For better or worse, Mr. Lepage's production is known as the "Machine" Ring. The nickname comes from the enormous high-tech stage set upon which most of the action takes place. There are two enormous elevator towers offstage. Between them on a horizontal axis hang twenty-four computer-controlled reversible gray planks, which can be positioned and repositioned to recreate anything from the craggy mountain-tops near Valhalla to an enormous twisting stairway leading "down" to the bowels of the world. The 2010 premiere of Rheingold ended in a technical glitch, and this whole production has seemed jinxed ever since.

What hasn’t changed though is the aesthetic for this production. The costuming and minimal props draw on the fanciful comic-book Asgard of Jack Kirby, with Wotan in a fake-muscles breastplate and Donner carrying a hammer that looks as if he's planning on a round of croquet once he gets to Valhalla. The minimal sets are adorned with a series of projected digital images that interact with the foot positions of the singers. (After a while, these look like high-tech screen savers.) The rolling pebbles on the bed of the Rhine River and the eddying clouds around Valhalla are pretty cool at first, but the repetition eventually wears out its welcome.

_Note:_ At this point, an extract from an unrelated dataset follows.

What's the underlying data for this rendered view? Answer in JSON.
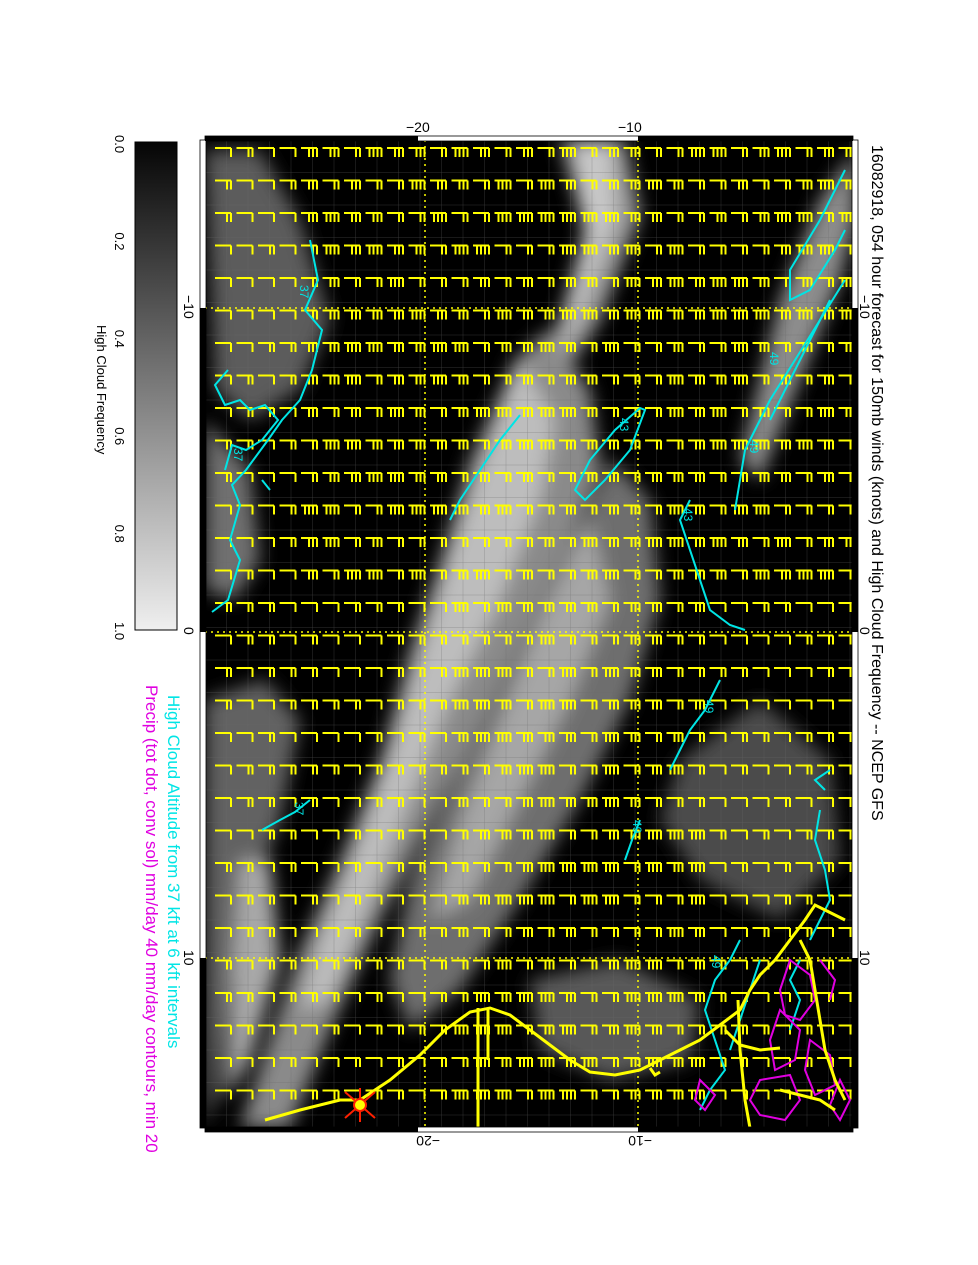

Any Wagnerian would tell you that it’s not the stage set, costumes or prohections that makes or breaks a Ring, but the voices. Thus cast, featuring two Met debuts, had a fresh and youthful thrust. The best of the new blood was Tomasz Konieczny’s Alberich. His fierce presence and full-sized baritone made a towering, sympathetic figure out of the villain of the piece: a misshapen dwarf whose bad luck with three swimming Rhinemaidens touches off the opera’s series of unfortunate events. The other notable debut was Norbert Ernst’s fey, sarcastic portrait of Loge, the opera’s biggest tenor part. Sly and smirking, this pointed character tenor made the fire god a dangerous figure, more in keeping with the Norse concept of Loki as a trickster god.

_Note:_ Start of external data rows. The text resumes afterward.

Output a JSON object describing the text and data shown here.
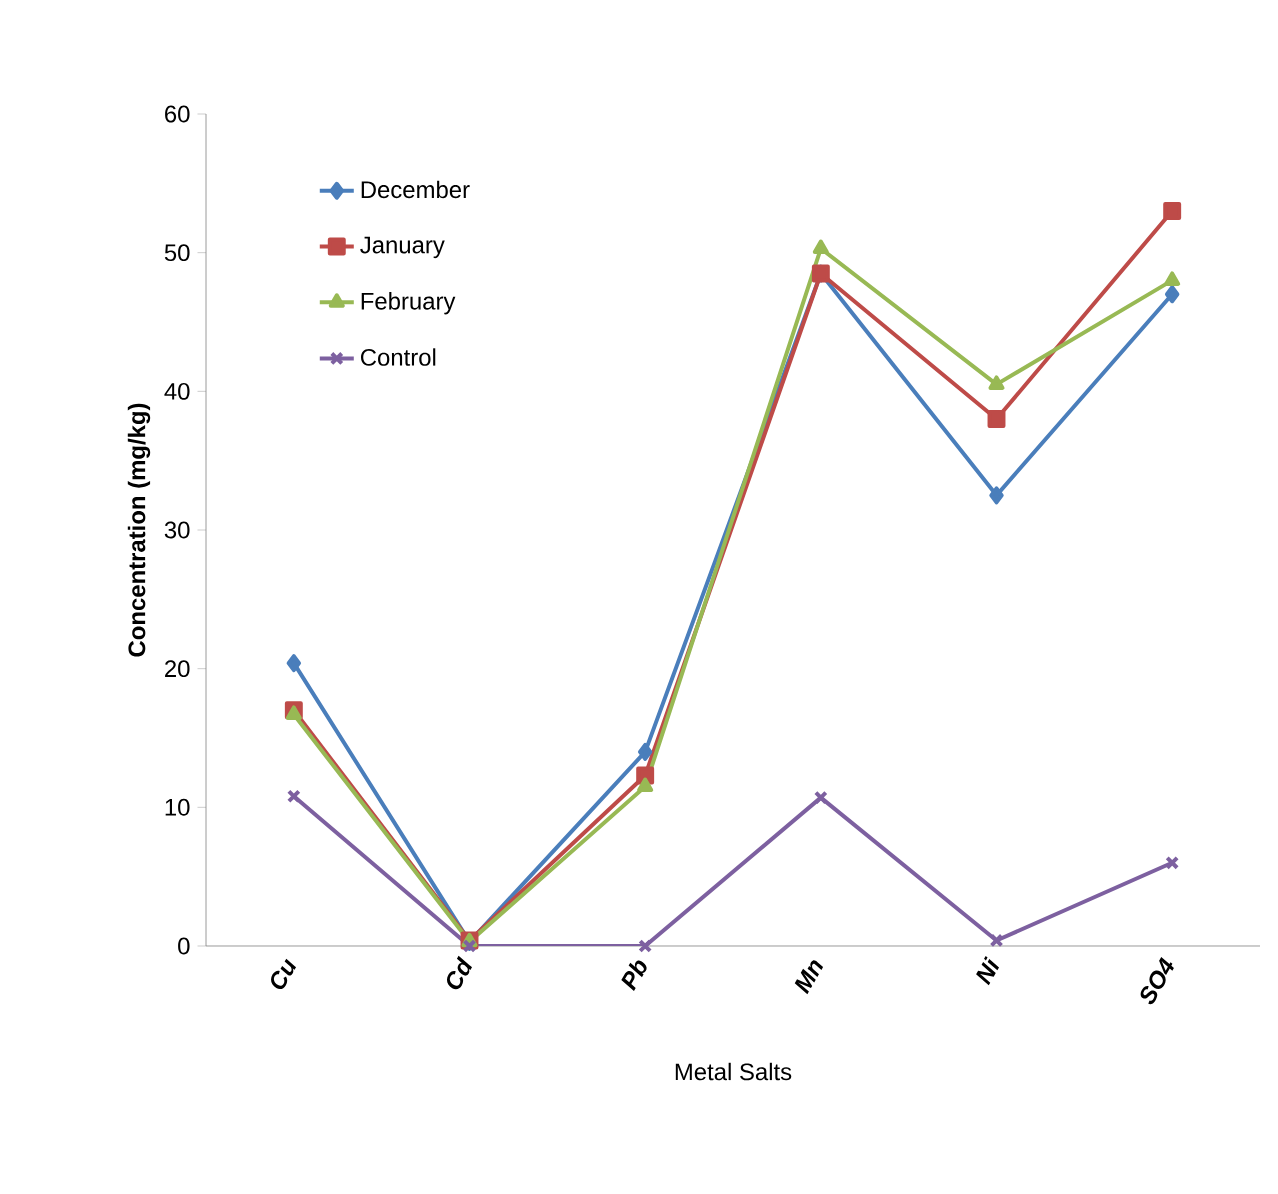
{
  "chart_data": {
    "type": "line",
    "xlabel": "Metal Salts",
    "ylabel": "Concentration (mg/kg)",
    "categories": [
      "Cu",
      "Cd",
      "Pb",
      "Mn",
      "Ni",
      "SO4"
    ],
    "series": [
      {
        "name": "December",
        "color": "#4a7ebb",
        "marker": "diamond",
        "values": [
          20.4,
          0.3,
          14,
          48.5,
          32.5,
          47
        ]
      },
      {
        "name": "January",
        "color": "#be4b48",
        "marker": "square",
        "values": [
          17,
          0.4,
          12.3,
          48.5,
          38,
          53
        ]
      },
      {
        "name": "February",
        "color": "#98b954",
        "marker": "triangle",
        "values": [
          16.7,
          0.3,
          11.5,
          50.3,
          40.5,
          48
        ]
      },
      {
        "name": "Control",
        "color": "#7d60a0",
        "marker": "cross",
        "values": [
          10.8,
          0,
          0,
          10.7,
          0.4,
          6
        ]
      }
    ],
    "ylim": [
      0,
      60
    ],
    "yticks": [
      0,
      10,
      20,
      30,
      40,
      50,
      60
    ],
    "grid": false,
    "legend": "top left"
  }
}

Greer Grimsley was Wotan. His pliant, dry-toned baritone was imbued with plenty of macho swagger. However, he sounded badly outgunned in his scenes with Mr. Konieczny. He was well matched with Jamie Barton’s sensitive, feminist Fricka. Ms. Barton sang with a bottomless reservoir of tone. She balanced tenderness and the frustration of being Wotan’s wife, who probably wishes her husband had never gone into politics. In the minor parts of Donner and Froh, Adam Diegel and Michael Todd Simpson showed voices that may be headed for bigger and better roles.

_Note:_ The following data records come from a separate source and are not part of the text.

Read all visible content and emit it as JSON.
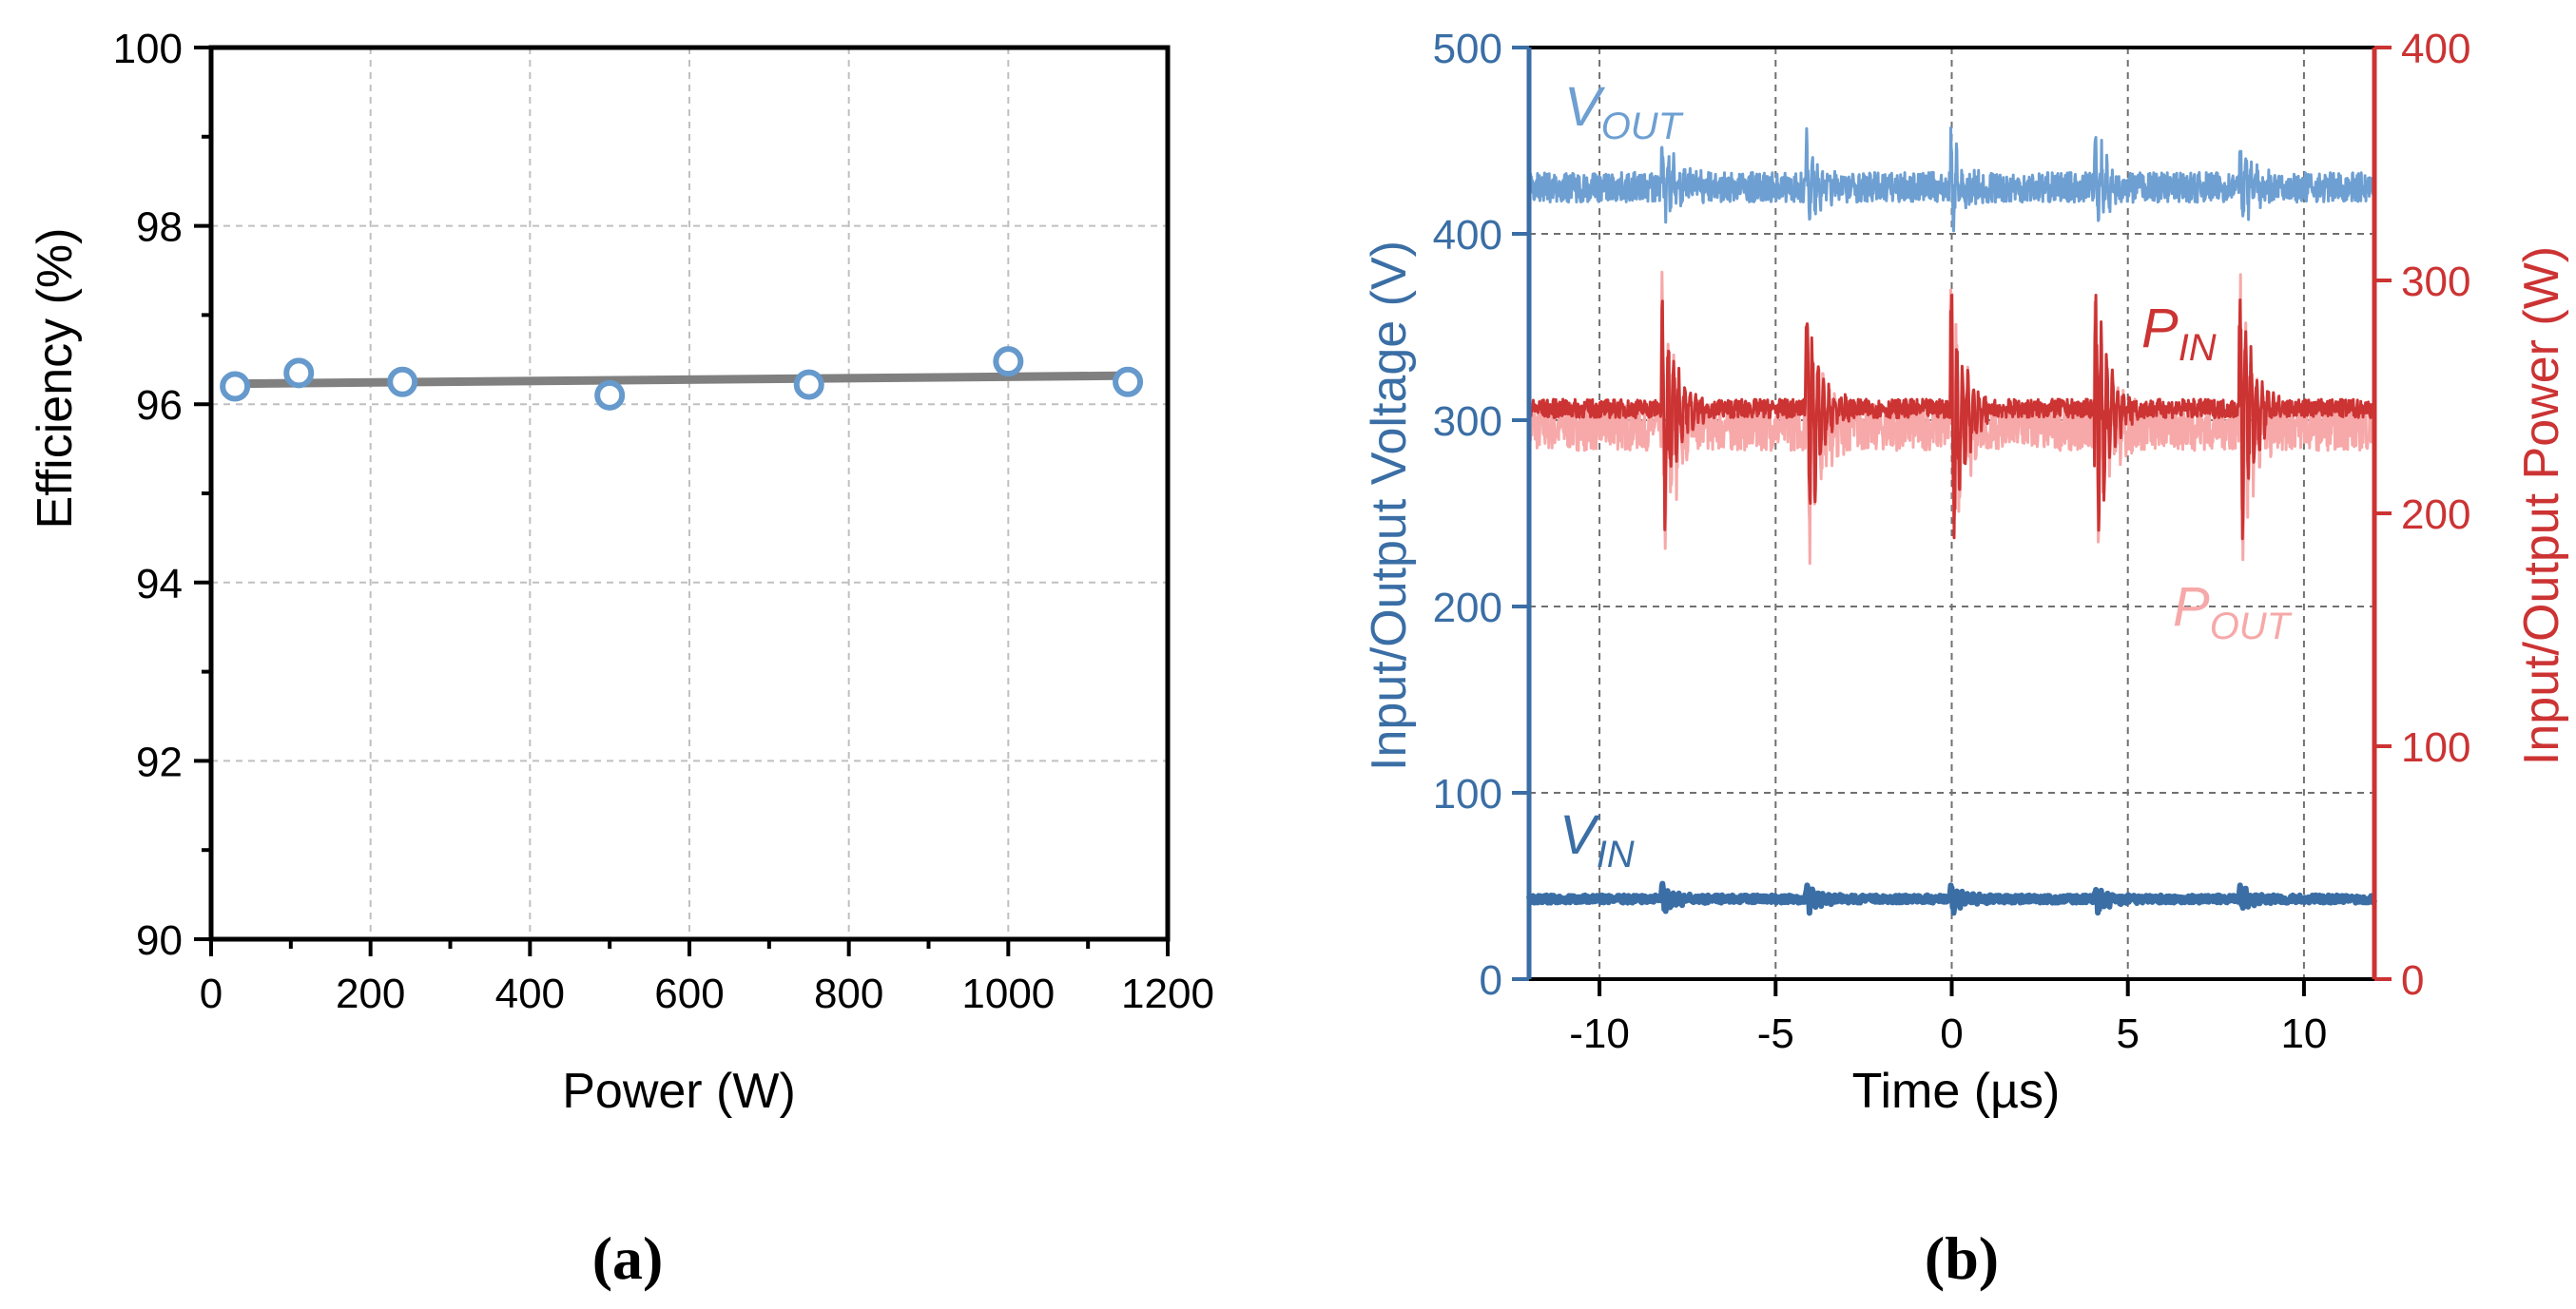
{
  "colors": {
    "efficiency_fit": "#808080",
    "efficiency_marker": "#6699cc",
    "vout": "#6e9fd2",
    "vin": "#3a6ea5",
    "pin": "#cc3333",
    "pout": "#f7a8a8",
    "left_axis_b": "#3a6ea5",
    "right_axis_b": "#cc3333",
    "grid": "#c0c0c0"
  },
  "panels": {
    "a": "(a)",
    "b": "(b)"
  },
  "chart_data": [
    {
      "type": "scatter",
      "panel": "(a)",
      "xlabel": "Power (W)",
      "ylabel": "Efficiency (%)",
      "xlim": [
        0,
        1200
      ],
      "ylim": [
        90,
        100
      ],
      "xticks": [
        "0",
        "200",
        "400",
        "600",
        "800",
        "1000",
        "1200"
      ],
      "yticks": [
        "90",
        "92",
        "94",
        "96",
        "98",
        "100"
      ],
      "grid": true,
      "series": [
        {
          "kind": "markers",
          "x": [
            30,
            110,
            240,
            500,
            750,
            1000,
            1150
          ],
          "y": [
            96.2,
            96.35,
            96.25,
            96.1,
            96.22,
            96.48,
            96.25
          ]
        },
        {
          "kind": "fit-line",
          "x": [
            30,
            1150
          ],
          "y": [
            96.23,
            96.32
          ]
        }
      ]
    },
    {
      "type": "line",
      "panel": "(b)",
      "xlabel": "Time (µs)",
      "ylabel_left": "Input/Output Voltage (V)",
      "ylabel_right": "Input/Output Power (W)",
      "xlim": [
        -12,
        12
      ],
      "ylim_left": [
        0,
        500
      ],
      "ylim_right": [
        0,
        400
      ],
      "xticks": [
        "-10",
        "-5",
        "0",
        "5",
        "10"
      ],
      "yticks_left": [
        "0",
        "100",
        "200",
        "300",
        "400",
        "500"
      ],
      "yticks_right": [
        "0",
        "100",
        "200",
        "300",
        "400"
      ],
      "grid": true,
      "transient_times": [
        -8.2,
        -4.1,
        0,
        4.1,
        8.2
      ],
      "series": [
        {
          "name": "V",
          "sub": "OUT",
          "axis": "left",
          "baseline": 425,
          "noise_band": 8,
          "spike_up": 455,
          "spike_down": 402
        },
        {
          "name": "V",
          "sub": "IN",
          "axis": "left",
          "baseline": 43,
          "noise_band": 2,
          "spike_up": 50,
          "spike_down": 34
        },
        {
          "name": "P",
          "sub": "IN",
          "axis": "right",
          "baseline": 245,
          "noise_band": 4,
          "spike_up": 300,
          "spike_down": 170
        },
        {
          "name": "P",
          "sub": "OUT",
          "axis": "right",
          "baseline": 237,
          "noise_band": 10,
          "spike_up": 300,
          "spike_down": 167
        }
      ]
    }
  ]
}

Gunther Gröissbock and Dmitri Belosselskiy were a sonorous, impressive pair as Fasolt and Fafner (respectively) though Mr. Lepage's choice to isolate the two giants high above the stage floor remains inexplicable. It removes any sense of menace from these hulking brutes and thus makes the second scene of the opera into dull oratorio. As Freia, Wendy Bryn Harmer had some lovely music to sing but very little to do, other than look scared of the giants and be suspended from a hammock hanging off the Machine. The minor role of Erda (she becomes the mother of Brunnhilde in the next opera) was sung by Karen Cargill, with round and menacing tones.  The three high-flying Rhinemaidens were led by Tamara Mumford’s Flosshilde, though each singer looked like they were still getting used to “ swimming” high above the safety of the Met stage.

Conductor Philippe Jordan led a brisk performance of the score, drawing clear, beautiful textures (a la Pierre Boulez) in the opening Prelude. You could actually hear the woodwind lines that are initially only apparent to one who has studied the score, and the relentless rhythm that becomes the Nibelung motif later in the opera. The Met orchestra played magnificently, with firm, resonant brass, detailed winds and an assaultive Entry of the Gods into Valhalla. If there is any objection at this performance it was to the squeaky shoes worn by Mr. Konieczny’s Alberich. However, in the high-risk world of the Robert Lepage Ring, somebody has to be putting safety first.